Professor Miroslav Krstic

Miroslav Krstic is Distinguished Professor of Mechanical and Aerospace Engineering, holds the Alspach endowed chair, and is the founding director of the Cymer Center for Control Systems and Dynamics at UC San Diego. He also serves as Senior Associate Vice Chancellor for Research at UCSD. As a graduate student, Krstic won the UC Santa Barbara best dissertation award and student best paper awards at CDC and ACC. Krstic has been elected Fellow of seven scientific societies – IEEE, IFAC, ASME, SIAM, AAAS, IET (UK), and AIAA (Assoc. Fellow) – and as a foreign member of the Serbian Academy of Sciences and Arts and of the Academy of Engineering of Serbia. He has received the SIAM Reid Prize, ASME Oldenburger Medal, Nyquist Lecture Prize, Paynter Outstanding Investigator Award, Ragazzini Education Award, IFAC Nonlinear Control Systems Award, Chestnut textbook prize, Control Systems Society Distinguished Member Award, the PECASE, NSF Career, and ONR Young Investigator awards, the Schuck (’96 and ’19) and Axelby paper prizes, and the first UCSD Research Award given to an engineer. Krstic has also been awarded the Springer Visiting Professorship at UC Berkeley, the Distinguished Visiting Fellowship of the Royal Academy of Engineering, and the Invitation Fellowship of the Japan Society for the Promotion of Science. He serves as Editor-in-Chief of Systems & Control Letters and has been serving as Senior Editor in Automatica and IEEE Transactions on Automatic Control, as editor of two Springer book series, and has served as Vice President for Technical Activities of the IEEE Control Systems Society and as chair of the IEEE CSS Fellow Committee. Krstic has coauthored thirteen books on adaptive, nonlinear, and stochastic control, extremum seeking, control of PDE systems including turbulent flows, and control of delay systems.

Title: Extremum Seeking and its Applications

Extremum seeking (ES) is a method for solving optimization problems without the knowledge of the operating map, using only the measurements of the output of the map. Tackling similar problems as evolutionary/genetic algorithms, ES was invented half a century earlier within the early control community and is well suited for real-time implementation on plants with significant dynamics. Modern ES algorithms, developed since 2000, are capable of guaranteeing stability, and even prescribed rates of convergence in spite of the plant model and the performance index function being unknown.

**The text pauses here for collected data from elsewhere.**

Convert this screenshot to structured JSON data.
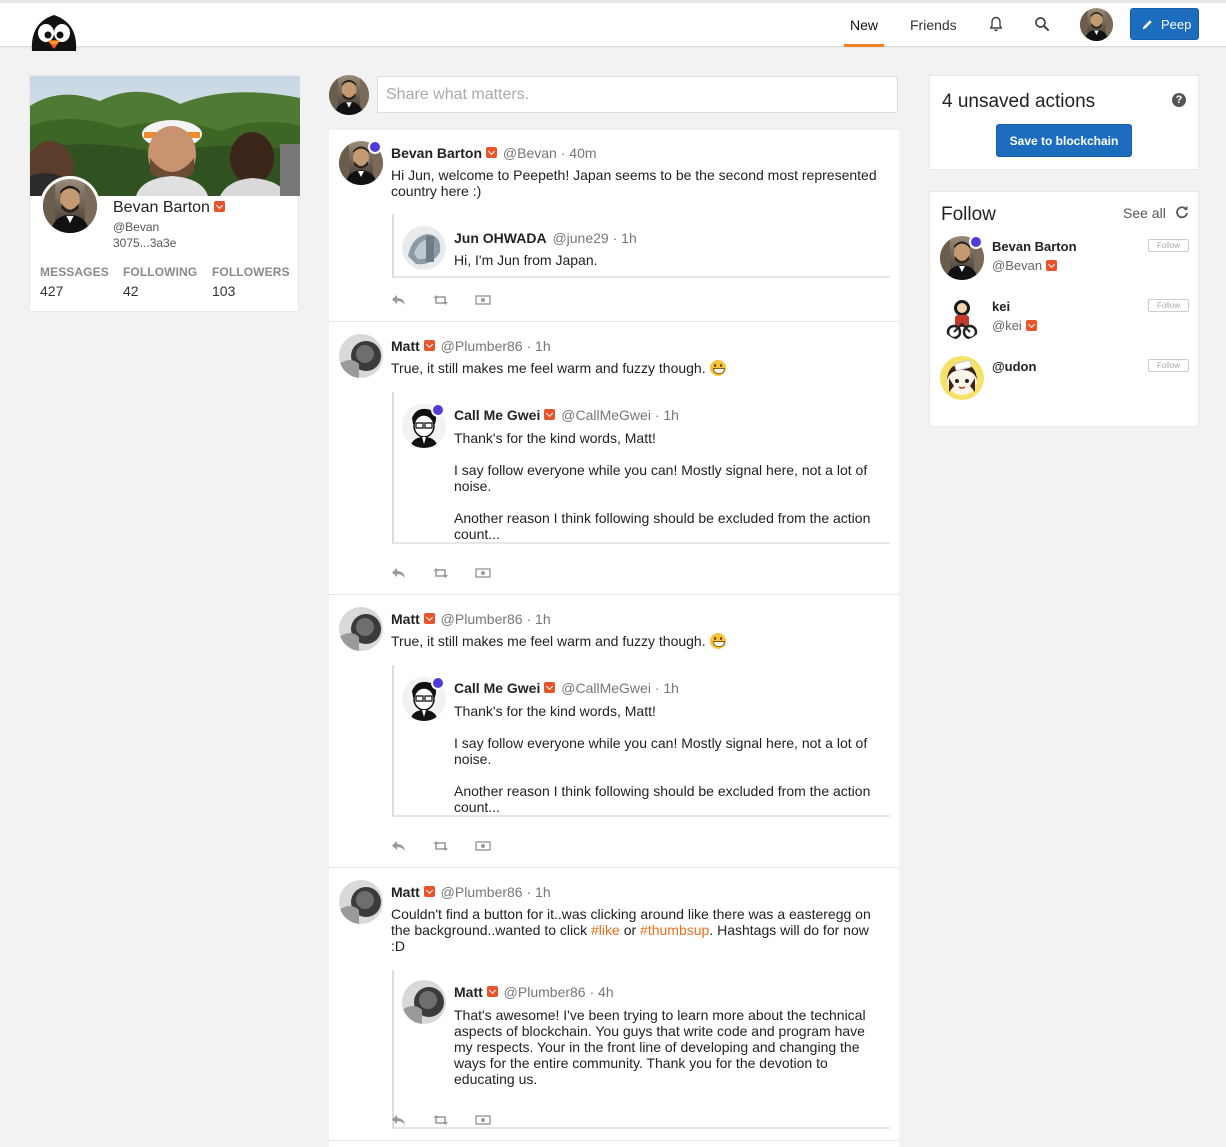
{
  "nav": {
    "tabs": [
      {
        "label": "New",
        "active": true
      },
      {
        "label": "Friends",
        "active": false
      }
    ],
    "bell_icon": "bell-icon",
    "search_icon": "search-icon",
    "peep_label": "Peep",
    "peep_icon": "pencil-icon",
    "accent_color": "#f0821e",
    "button_color": "#1d6dbf"
  },
  "profile": {
    "name": "Bevan Barton",
    "handle": "@Bevan",
    "address": "3075...3a3e",
    "stats": [
      {
        "label": "MESSAGES",
        "value": "427"
      },
      {
        "label": "FOLLOWING",
        "value": "42"
      },
      {
        "label": "FOLLOWERS",
        "value": "103"
      }
    ]
  },
  "compose": {
    "placeholder": "Share what matters."
  },
  "feed": [
    {
      "name": "Bevan Barton",
      "handle": "@Bevan",
      "time": "· 40m",
      "text": [
        "Hi Jun, welcome to Peepeth! Japan seems to be the second most represented country here :)"
      ],
      "quote": {
        "name": "Jun OHWADA",
        "handle": "@june29",
        "time": "· 1h",
        "text": [
          "Hi, I'm Jun from Japan."
        ]
      }
    },
    {
      "name": "Matt",
      "handle": "@Plumber86",
      "time": "· 1h",
      "text": [
        "True, it still makes me feel warm and fuzzy though."
      ],
      "quote": {
        "name": "Call Me Gwei",
        "handle": "@CallMeGwei",
        "time": "· 1h",
        "text": [
          "Thank's for the kind words, Matt!",
          "I say follow everyone while you can! Mostly signal here, not a lot of noise.",
          "Another reason I think following should be excluded from the action count..."
        ]
      }
    },
    {
      "name": "Matt",
      "handle": "@Plumber86",
      "time": "· 1h",
      "text": [
        "True, it still makes me feel warm and fuzzy though."
      ],
      "quote": {
        "name": "Call Me Gwei",
        "handle": "@CallMeGwei",
        "time": "· 1h",
        "text": [
          "Thank's for the kind words, Matt!",
          "I say follow everyone while you can! Mostly signal here, not a lot of noise.",
          "Another reason I think following should be excluded from the action count..."
        ]
      }
    },
    {
      "name": "Matt",
      "handle": "@Plumber86",
      "time": "· 1h",
      "text_before": "Couldn't find a button for it..was clicking around like there was a easteregg on the background..wanted to click ",
      "tag1": "#like",
      "text_mid": " or ",
      "tag2": "#thumbsup",
      "text_after": ". Hashtags will do for now :D",
      "quote": {
        "name": "Matt",
        "handle": "@Plumber86",
        "time": "· 4h",
        "text": [
          "That's awesome! I've been trying to learn more about the technical aspects of blockchain. You guys that write code and program have my respects.  Your in the front line of developing and changing the ways for the entire community.  Thank you for the devotion to educating us."
        ]
      }
    }
  ],
  "action_icons": [
    "reply-icon",
    "repeep-icon",
    "tip-icon"
  ],
  "unsaved": {
    "title": "4 unsaved actions",
    "save_label": "Save to blockchain",
    "help_icon": "question-circle-icon"
  },
  "follow": {
    "title": "Follow",
    "see_all": "See all",
    "refresh_icon": "refresh-icon",
    "users": [
      {
        "name": "Bevan Barton",
        "handle": "@Bevan",
        "button": "Follow"
      },
      {
        "name": "kei",
        "handle": "@kei",
        "button": "Follow"
      },
      {
        "name": "@udon",
        "handle": "",
        "button": "Follow"
      }
    ]
  }
}
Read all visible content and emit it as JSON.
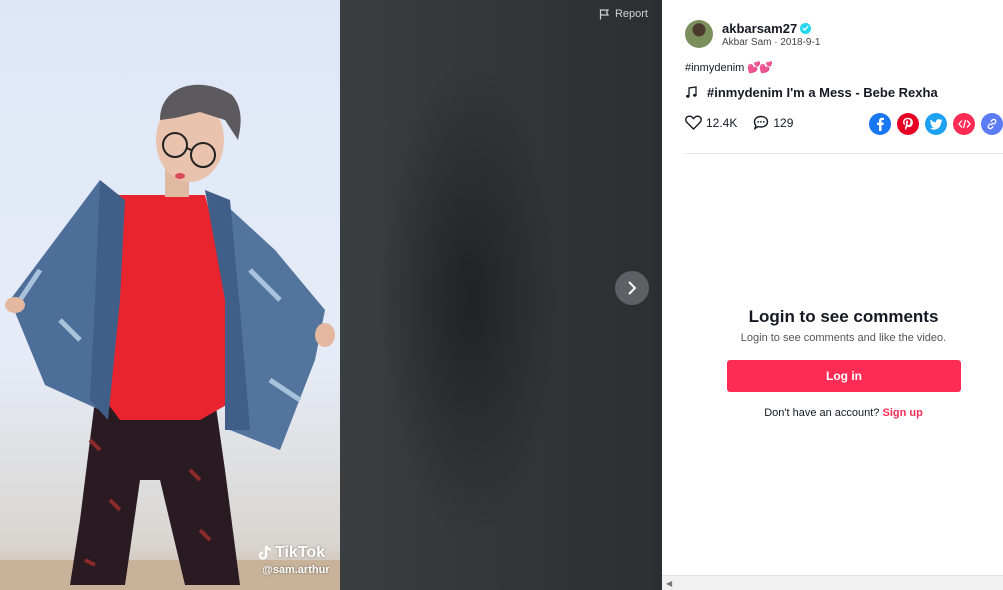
{
  "video": {
    "report_label": "Report",
    "watermark_brand": "TikTok",
    "watermark_user": "@sam.arthur"
  },
  "author": {
    "username": "akbarsam27",
    "display_name": "Akbar Sam",
    "separator": " · ",
    "date": "2018-9-1"
  },
  "post": {
    "hashtag": "#inmydenim",
    "hearts": "💕💕",
    "music_title": "#inmydenim I'm a Mess - Bebe Rexha"
  },
  "stats": {
    "likes": "12.4K",
    "comments": "129"
  },
  "share_icons": [
    "facebook-icon",
    "pinterest-icon",
    "twitter-icon",
    "embed-icon",
    "link-icon"
  ],
  "colors": {
    "accent": "#fe2c55",
    "verified": "#20d5ec",
    "facebook": "#1877f2",
    "pinterest": "#e60023",
    "twitter": "#1da1f2",
    "embed": "#fe2c55",
    "link": "#5b7cf5"
  },
  "login": {
    "title": "Login to see comments",
    "subtitle": "Login to see comments and like the video.",
    "button": "Log in",
    "no_account": "Don't have an account? ",
    "signup": "Sign up"
  }
}
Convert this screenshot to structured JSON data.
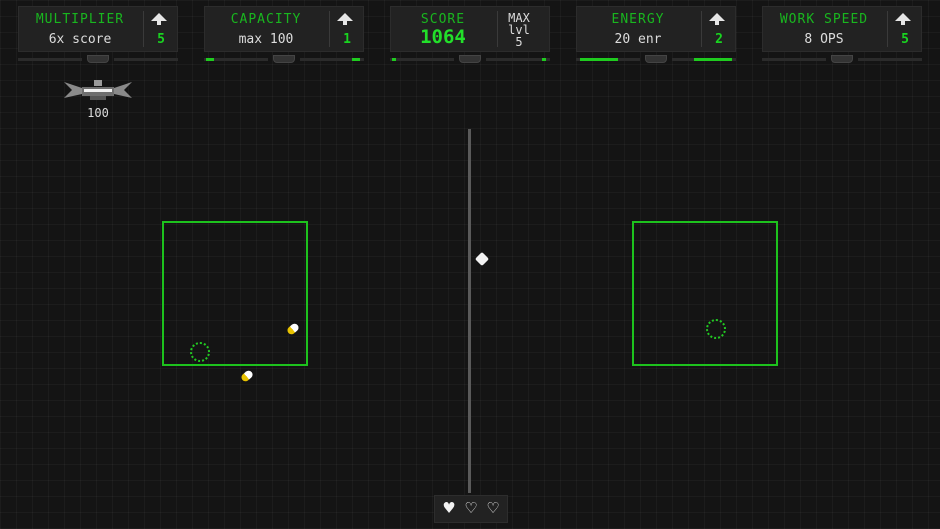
{
  "stats": {
    "multiplier": {
      "title": "MULTIPLIER",
      "value": "6x score",
      "level": "5",
      "bar_fraction": 0.0
    },
    "capacity": {
      "title": "CAPACITY",
      "value": "max 100",
      "level": "1",
      "bar_fraction": 0.12
    },
    "score": {
      "title": "SCORE",
      "value": "1064",
      "max_lines": [
        "MAX",
        "lvl",
        "5"
      ],
      "bar_fraction": 0.04
    },
    "energy": {
      "title": "ENERGY",
      "value": "20 enr",
      "level": "2",
      "bar_fraction": 0.3
    },
    "work_speed": {
      "title": "WORK SPEED",
      "value": "8 OPS",
      "level": "5",
      "bar_fraction": 0.0
    }
  },
  "ship": {
    "icon": "ship-icon",
    "count": "100"
  },
  "lives": {
    "total": 3,
    "remaining": 1,
    "full_icon": "heart-full-icon",
    "empty_icon": "heart-empty-icon"
  },
  "colors": {
    "accent": "#1dc21d",
    "background": "#141414",
    "panel": "#222222",
    "text": "#dcdcdc"
  }
}
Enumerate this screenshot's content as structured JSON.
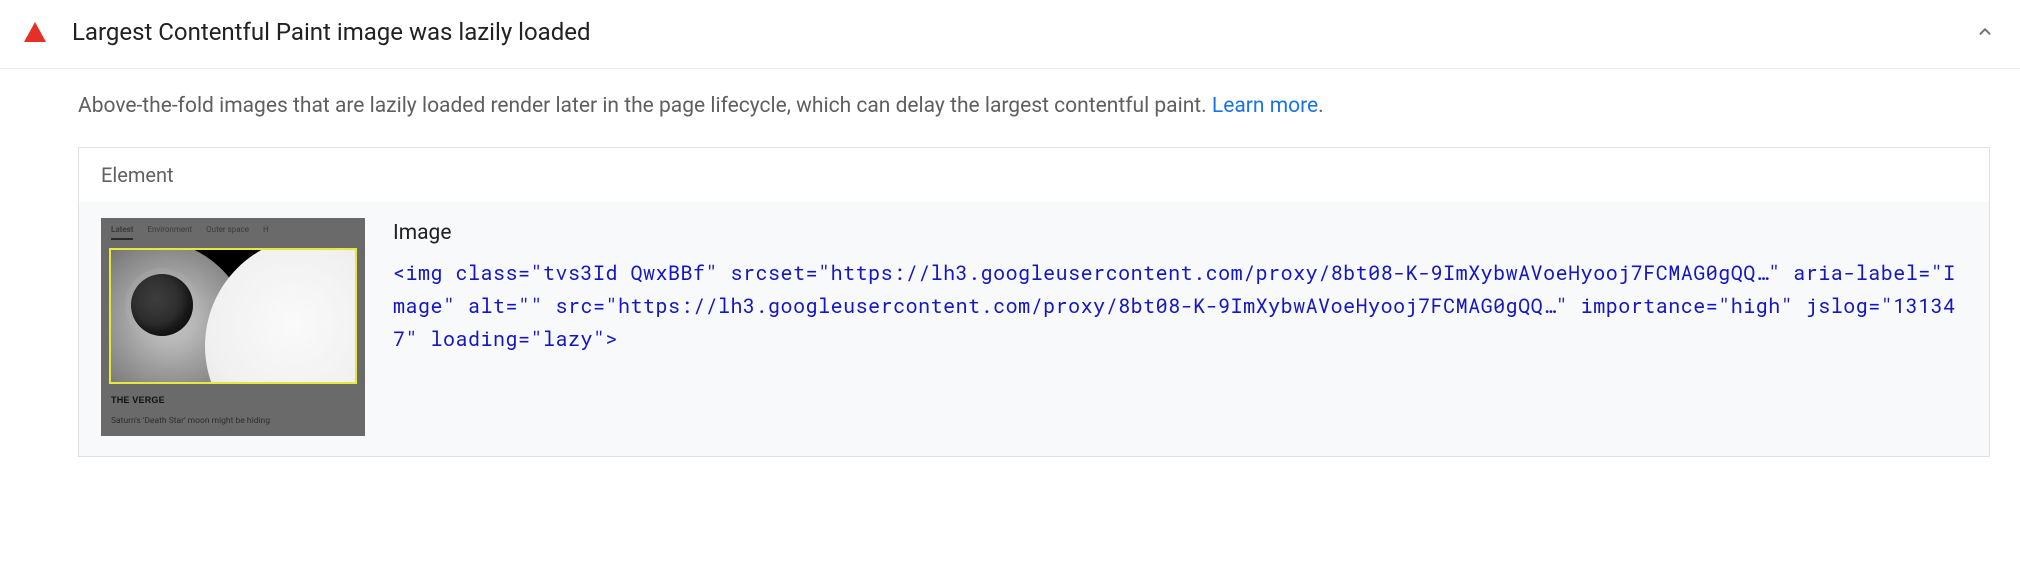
{
  "audit": {
    "title": "Largest Contentful Paint image was lazily loaded",
    "description_prefix": "Above-the-fold images that are lazily loaded render later in the page lifecycle, which can delay the largest contentful paint. ",
    "learn_more": "Learn more",
    "description_suffix": "."
  },
  "table": {
    "header": "Element",
    "row": {
      "label": "Image",
      "code": "<img class=\"tvs3Id QwxBBf\" srcset=\"https://lh3.googleusercontent.com/proxy/8bt08-K-9ImXybwAVoeHyooj7FCMAG0gQQ…\" aria-label=\"Image\" alt=\"\" src=\"https://lh3.googleusercontent.com/proxy/8bt08-K-9ImXybwAVoeHyooj7FCMAG0gQQ…\" importance=\"high\" jslog=\"131347\" loading=\"lazy\">",
      "thumb": {
        "tabs": [
          "Latest",
          "Environment",
          "Outer space",
          "H"
        ],
        "source": "THE VERGE",
        "caption": "Saturn's 'Death Star' moon might be hiding"
      }
    }
  }
}
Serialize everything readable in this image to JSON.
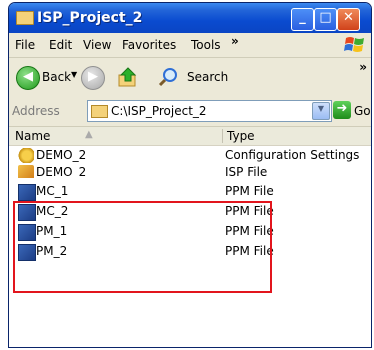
{
  "window": {
    "title": "ISP_Project_2"
  },
  "title_buttons": {
    "minimize": "_",
    "maximize": "□",
    "close": "✕"
  },
  "menu": [
    "File",
    "Edit",
    "View",
    "Favorites",
    "Tools"
  ],
  "menu_more": "»",
  "toolbar": {
    "back_label": "Back",
    "search_label": "Search",
    "more": "»"
  },
  "address": {
    "label": "Address",
    "path": "C:\\ISP_Project_2",
    "go_label": "Go"
  },
  "columns": {
    "name": "Name",
    "type": "Type"
  },
  "files": [
    {
      "name": "DEMO_2",
      "type": "Configuration Settings",
      "icon": "config-file-icon"
    },
    {
      "name": "DEMO_2",
      "type": "ISP File",
      "icon": "isp-file-icon"
    },
    {
      "name": "MC_1",
      "type": "PPM File",
      "icon": "ppm-file-icon"
    },
    {
      "name": "MC_2",
      "type": "PPM File",
      "icon": "ppm-file-icon"
    },
    {
      "name": "PM_1",
      "type": "PPM File",
      "icon": "ppm-file-icon"
    },
    {
      "name": "PM_2",
      "type": "PPM File",
      "icon": "ppm-file-icon"
    }
  ],
  "colors": {
    "titlebar": "#0a4bd0",
    "highlight": "#e2151d"
  }
}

I will overview some fundamental ES results, including deterministic and ES algorithms, ES for non-cooperative games, and extensions of ES from gradient to Newton based updates. Many hundreds of applications of ES have emerged since 2000. I will highlight source seeking for autonomous vehicles in GPS-denied environments, MPPT for solar and wind energy sources, liquid tin droplet targeting by lasers in semiconductor photolithography, and a Mars Rover application.